To that end, we’ve found our visits to industry events in Norway, Australia and the USA invaluable in helping us gauge the market, the sector’s requirements and the opportunities to export expertise to a global market worth an estimated $300+ billion.

It’s Not Just About Oil and Gas…

And with the continued call for decommissioning services for the nuclear sector in the near term, and the renewables sector in the longer term, our strategy for 2023 and beyond also addresses that emerging potential.

Our engagement with, and involvement at events held by the Nuclear Decommissioning Authority, Zero Waste Scotland and the Coalition for Wind Industry Circularity are a succinct illustration of the transferability of the oil and gas decommissioning skillset.

And when you consider a UK nuclear civilian decommissioning spend of £3.5billion per annum, that transferability of skills becomes particularly compelling.

Our Role in the Energy Transition

Adopting a North East Scotland perspective, it is apparent that the Energy Transition is already in full swing.

Projects such as Acorn CCUS, and infrastructure upgrades at Boddam and Kintore are happening alongside the newly announced closure of the Forties Pipeline System and the end of refining at Grangemouth.

These projects are symptomatic of simultaneous growth and decline in the energy economy.

Looking back in our history it is apparent that the fundamental objective set when we established in 2009 remains unchanged: to signpost the opportunities ahead for our members; to connect, inform and facilitate industry relationships.

Member Advocacy and insightful events

In 2023, we continued to undertake fruitful engagement with our key stakeholders, including the UK and Scottish governments, making sure our members’ voices are heard and pushing for improvements in understanding and support.

© Supplied by Kenny Elrick/DC Thom
(L-R) Richard Lind (Ashtead Technology general manager), Sam Long (CEO Decom Mission), Callum Falconer (operation director Decom Mission).. Inverurie, Aberdeenshire. Supplied by Kenny Elrick/DC Thomson

We have continued this theme with our usual series of informative and detailed events that focus on the nuts and bolts of decommissioning.

From Decom Week held in May, through to Decom Live held in Northumberland in September we have strived to provide workshops and conferences that are affordable and relevant to our members’ needs.

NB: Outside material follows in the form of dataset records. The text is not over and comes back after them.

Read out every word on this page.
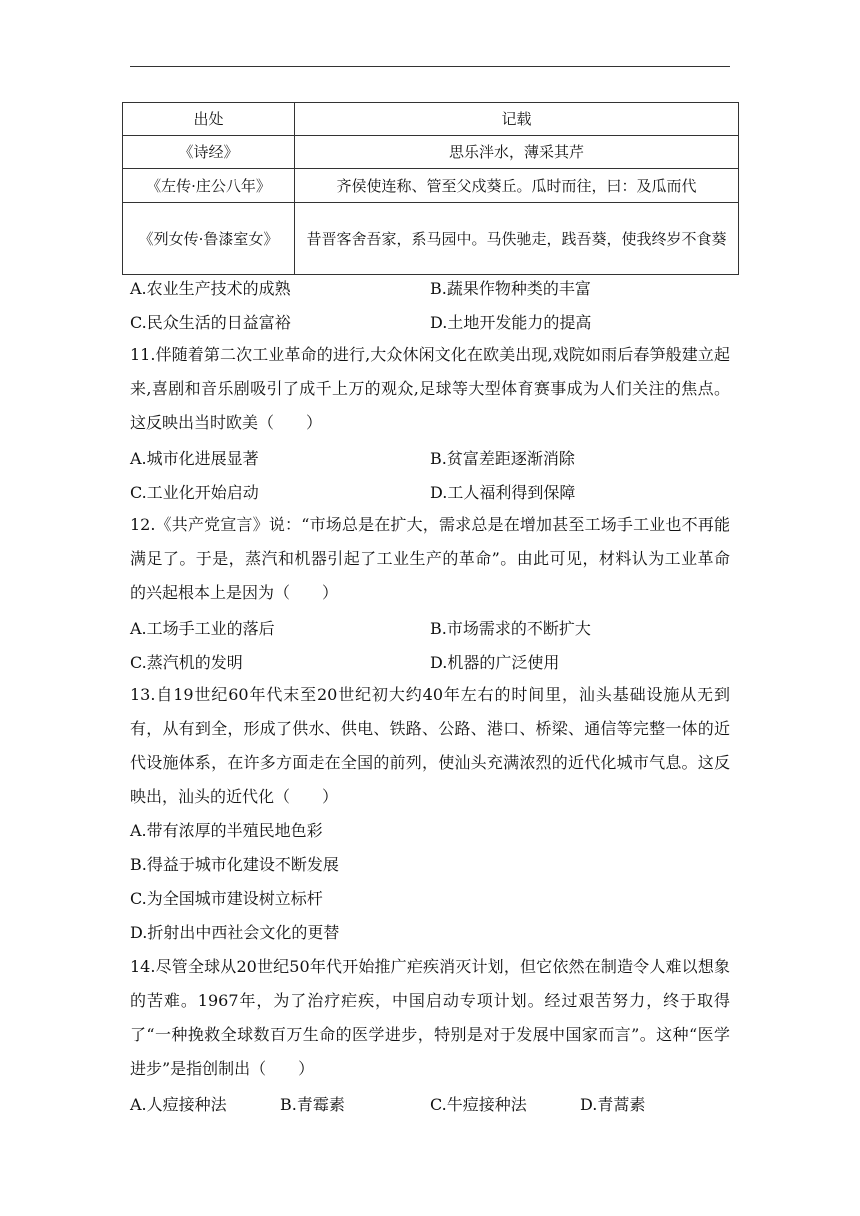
出处	记载
《诗经》	思乐泮水，薄采其芹
《左传·庄公八年》	齐侯使连称、管至父戍葵丘。瓜时而往，曰：及瓜而代
《列女传·鲁漆室女》	昔晋客舍吾家，系马园中。马佚驰走，践吾葵，使我终岁不食葵
A.农业生产技术的成熟	B.蔬果作物种类的丰富
C.民众生活的日益富裕	D.土地开发能力的提高
11.伴随着第二次工业革命的进行,大众休闲文化在欧美出现,戏院如雨后春笋般建立起来,喜剧和音乐剧吸引了成千上万的观众,足球等大型体育赛事成为人们关注的焦点。这反映出当时欧美（　　）
A.城市化进展显著	B.贫富差距逐渐消除
C.工业化开始启动	D.工人福利得到保障
12.《共产党宣言》说：“市场总是在扩大，需求总是在增加甚至工场手工业也不再能满足了。于是，蒸汽和机器引起了工业生产的革命”。由此可见，材料认为工业革命的兴起根本上是因为（　　）
A.工场手工业的落后	B.市场需求的不断扩大
C.蒸汽机的发明	D.机器的广泛使用
13.自19世纪60年代末至20世纪初大约40年左右的时间里，汕头基础设施从无到有，从有到全，形成了供水、供电、铁路、公路、港口、桥梁、通信等完整一体的近代设施体系，在许多方面走在全国的前列，使汕头充满浓烈的近代化城市气息。这反映出，汕头的近代化（　　）
A.带有浓厚的半殖民地色彩
B.得益于城市化建设不断发展
C.为全国城市建设树立标杆
D.折射出中西社会文化的更替
14.尽管全球从20世纪50年代开始推广疟疾消灭计划，但它依然在制造令人难以想象的苦难。1967年，为了治疗疟疾，中国启动专项计划。经过艰苦努力，终于取得了“一种挽救全球数百万生命的医学进步，特别是对于发展中国家而言”。这种“医学进步”是指创制出（　　）
A.人痘接种法	B.青霉素	C.牛痘接种法	D.青蒿素
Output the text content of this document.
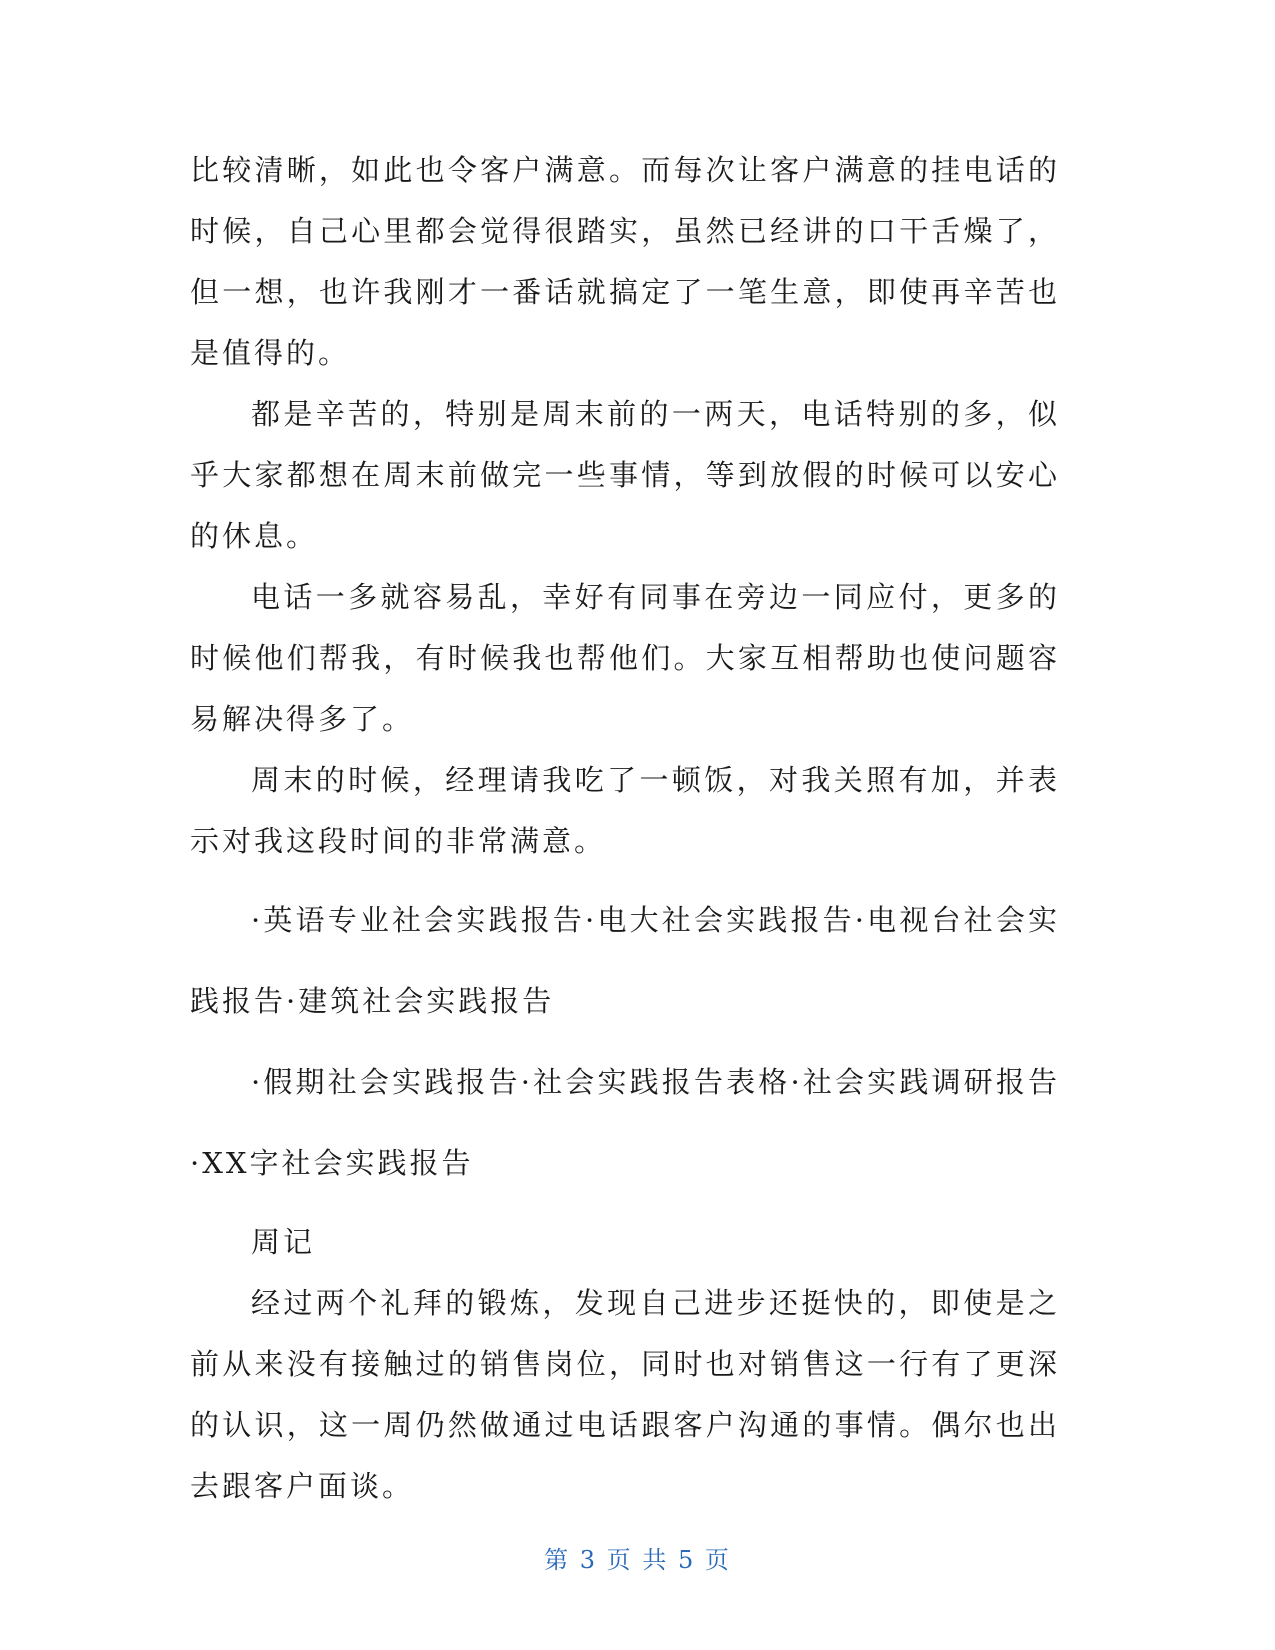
比较清晰，如此也令客户满意。而每次让客户满意的挂电话的时候，自己心里都会觉得很踏实，虽然已经讲的口干舌燥了，但一想，也许我刚才一番话就搞定了一笔生意，即使再辛苦也是值得的。

都是辛苦的，特别是周末前的一两天，电话特别的多，似乎大家都想在周末前做完一些事情，等到放假的时候可以安心的休息。

电话一多就容易乱，幸好有同事在旁边一同应付，更多的时候他们帮我，有时候我也帮他们。大家互相帮助也使问题容易解决得多了。

周末的时候，经理请我吃了一顿饭，对我关照有加，并表示对我这段时间的非常满意。

·英语专业社会实践报告·电大社会实践报告·电视台社会实践报告·建筑社会实践报告

·假期社会实践报告·社会实践报告表格·社会实践调研报告·XX字社会实践报告

周记

经过两个礼拜的锻炼，发现自己进步还挺快的，即使是之前从来没有接触过的销售岗位，同时也对销售这一行有了更深的认识，这一周仍然做通过电话跟客户沟通的事情。偶尔也出去跟客户面谈。

第 3 页 共 5 页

Getting Down to the Detail

During the past year, we’ve undertaken deep dives with numerous members, across the UK and beyond.

The more we know, the better we can represent these organisations whilst helping them optimise opportunities and face challenges.

Strategy, capability and capacity are at the heart of these discussions, and whilst the content always remains confidential, it has done so much to inform our own approach – including the agenda for Decom Week 2024.

We continue to garner sector-feedback, having launched a survey of the global decommissioning supply network during Offshore Europe.

When we share the findings at Decom Week in May, this will be the first survey to provide primary insight into current capability and capacity.

What To Look Out for in 2024

What does 2024 hold? Following the NSTA’s revised cost estimate of £2billion+ per annum in upstream decommissioning in the UKCS alone, there is no doubt – or surprise – that technological innovation and people are the key issues of the immediate future.